The Mudcat Café TM
Thread #92446   Message #1766540
Posted By: Azizi
22-Jun-06 - 10:26 AM
Thread Name: BS: Apologies over slave trade?
Subject: RE: BS: Apologies over slave trade?
Also, for those who might say that the USA has never made any formal apology, see this excerpt from an article about a formal apology that the US Senate finally made in 2005:

Senate apologizes for failure to pass anti-lynching law
By Robert Marus
Published June 14, 2005


"The United States Senate has offered a belated apology for something it repeatedly failed to do: Stop a century of lynchings that killed thousands of African-Americans and other minorities.

During the 19th and 20th centuries, white mobs would hang or otherwise murder minorities or immigrants accused of real or imagined offenses, almost always without being prosecuted and predominantly in the South.

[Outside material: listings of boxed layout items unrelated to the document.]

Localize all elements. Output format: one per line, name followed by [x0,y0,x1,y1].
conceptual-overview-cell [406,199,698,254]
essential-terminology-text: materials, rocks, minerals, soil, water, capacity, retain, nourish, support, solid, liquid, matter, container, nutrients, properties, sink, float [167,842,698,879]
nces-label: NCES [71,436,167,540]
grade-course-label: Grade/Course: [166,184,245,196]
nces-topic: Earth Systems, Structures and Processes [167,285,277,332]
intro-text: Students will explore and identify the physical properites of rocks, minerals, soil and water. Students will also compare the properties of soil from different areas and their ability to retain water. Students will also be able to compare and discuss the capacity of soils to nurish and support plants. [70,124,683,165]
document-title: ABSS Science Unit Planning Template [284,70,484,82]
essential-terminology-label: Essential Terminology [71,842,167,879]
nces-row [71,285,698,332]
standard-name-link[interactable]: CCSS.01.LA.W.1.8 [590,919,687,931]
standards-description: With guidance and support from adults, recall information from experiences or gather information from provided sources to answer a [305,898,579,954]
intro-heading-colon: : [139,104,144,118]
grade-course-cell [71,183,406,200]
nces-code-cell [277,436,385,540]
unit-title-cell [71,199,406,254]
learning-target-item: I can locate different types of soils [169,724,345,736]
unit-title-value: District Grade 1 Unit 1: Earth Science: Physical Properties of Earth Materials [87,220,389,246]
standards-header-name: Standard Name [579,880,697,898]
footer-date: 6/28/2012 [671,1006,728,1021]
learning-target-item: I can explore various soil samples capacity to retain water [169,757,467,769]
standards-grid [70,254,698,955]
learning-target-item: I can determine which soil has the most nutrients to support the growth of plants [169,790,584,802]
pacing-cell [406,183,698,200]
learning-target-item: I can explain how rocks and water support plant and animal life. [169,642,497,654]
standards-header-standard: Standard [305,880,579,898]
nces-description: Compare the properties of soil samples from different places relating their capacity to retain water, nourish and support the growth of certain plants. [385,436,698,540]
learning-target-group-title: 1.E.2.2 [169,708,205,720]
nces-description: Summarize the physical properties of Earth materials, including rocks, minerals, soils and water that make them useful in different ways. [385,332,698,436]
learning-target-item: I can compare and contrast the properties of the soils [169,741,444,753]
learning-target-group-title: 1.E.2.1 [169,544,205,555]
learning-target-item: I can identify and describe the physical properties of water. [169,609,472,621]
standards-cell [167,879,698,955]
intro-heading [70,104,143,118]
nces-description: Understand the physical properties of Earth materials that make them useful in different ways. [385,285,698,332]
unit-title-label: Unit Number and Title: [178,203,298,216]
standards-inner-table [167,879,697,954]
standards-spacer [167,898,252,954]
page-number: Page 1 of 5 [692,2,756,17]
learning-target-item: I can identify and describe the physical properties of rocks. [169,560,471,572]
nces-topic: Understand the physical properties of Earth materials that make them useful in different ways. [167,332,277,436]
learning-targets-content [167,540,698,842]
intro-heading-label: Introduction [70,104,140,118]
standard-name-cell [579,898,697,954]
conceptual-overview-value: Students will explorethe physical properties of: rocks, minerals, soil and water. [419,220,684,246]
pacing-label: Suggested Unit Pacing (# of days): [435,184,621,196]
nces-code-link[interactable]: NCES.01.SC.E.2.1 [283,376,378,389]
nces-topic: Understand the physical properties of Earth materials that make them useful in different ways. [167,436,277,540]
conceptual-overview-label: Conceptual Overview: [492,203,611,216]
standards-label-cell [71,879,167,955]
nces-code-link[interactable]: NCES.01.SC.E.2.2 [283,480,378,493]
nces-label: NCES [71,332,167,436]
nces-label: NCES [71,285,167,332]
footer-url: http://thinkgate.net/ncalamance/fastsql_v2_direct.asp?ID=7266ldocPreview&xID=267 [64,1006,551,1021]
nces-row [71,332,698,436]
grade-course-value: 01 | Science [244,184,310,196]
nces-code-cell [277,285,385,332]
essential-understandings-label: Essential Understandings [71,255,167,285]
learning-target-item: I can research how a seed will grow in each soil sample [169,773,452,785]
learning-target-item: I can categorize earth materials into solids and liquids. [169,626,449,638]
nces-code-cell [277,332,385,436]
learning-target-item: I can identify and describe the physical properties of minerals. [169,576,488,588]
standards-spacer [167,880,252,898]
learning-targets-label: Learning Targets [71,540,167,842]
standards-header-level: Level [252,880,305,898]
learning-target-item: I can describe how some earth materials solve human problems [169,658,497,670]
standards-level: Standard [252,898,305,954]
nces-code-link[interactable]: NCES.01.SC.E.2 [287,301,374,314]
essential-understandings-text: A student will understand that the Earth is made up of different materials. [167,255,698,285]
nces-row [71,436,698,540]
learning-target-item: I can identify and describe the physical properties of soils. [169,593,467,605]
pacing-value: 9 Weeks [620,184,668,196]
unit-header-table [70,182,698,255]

In an acknowledgement of that history, the Senate's chief sponsors of the anti-lynching resolution, passed June 13, were two white Southerners -- Sens. Mary Landrieu (D-La.) and George Allen (R-Va.) -- who were joined by 78 co-sponsors.

"Without question, there have been other grave injustices committed in the noble exercise of establishing this great democracy," Landrieu said, introducing the bill on the Senate floor. "However, there may be no other injustice in American history for which the Senate so uniquely bears responsibility. In refusing to take up legislation passed by the House of Representatives on three separate occasions and requested by seven presidents from William Henry Harrison to Harry Truman, the Senate engaged in a different kind of culpability."

The voice vote means no objection to the bill was recorded. However, while most Southern senators signed on as co-sponsors, six did not. They were Republicans Richard Shelby of Alabama, Thad Cochran and Trent Lott of Mississippi, Lamar Alexander of Tennessee, and John Cornyn and Kay Bailey Hutchison of Texas.

The bill itself cites 4,742 reports of lynchings in the United States between 1882 and 1968. The practice was particularly pronounced around the turn of the 20th century. Opinion polls by the 1930s showed large majorities of the public -- even in the South -- supported making lynching a federal offense. But on all three occasions, Southern senators blocked the House bills from floor votes. They claimed making lynching a federal offense would infringe on states' rights...

The resolution also noted the practice was not limited to the South, or to African-American victims. According to a survey by the Tuskegee Institute, there were documented lynchings in all but four states. In addition, the victims included not only African-Americans but also Jews, Italian immigrants, Latinos, Asians and American Indians.

The anti-lynching resolution comes amid renewed attention to the race-related crimes of the civil-rights era. Earlier this year, federal officials announced they would reopen the investigation into the 1955 lynching of Emmett Till, a 14-year-old African-American from Chicago who was visiting relatives in Mississippi when he was accused of whistling at a white female store clerk.

On the day the Senate passed the resolution, the trial opened for a reputed Mississippi Ku Klux Klan member who allegedly was involved in the famous murder of three civil-rights workers near Philadelphia, Miss., in 1964."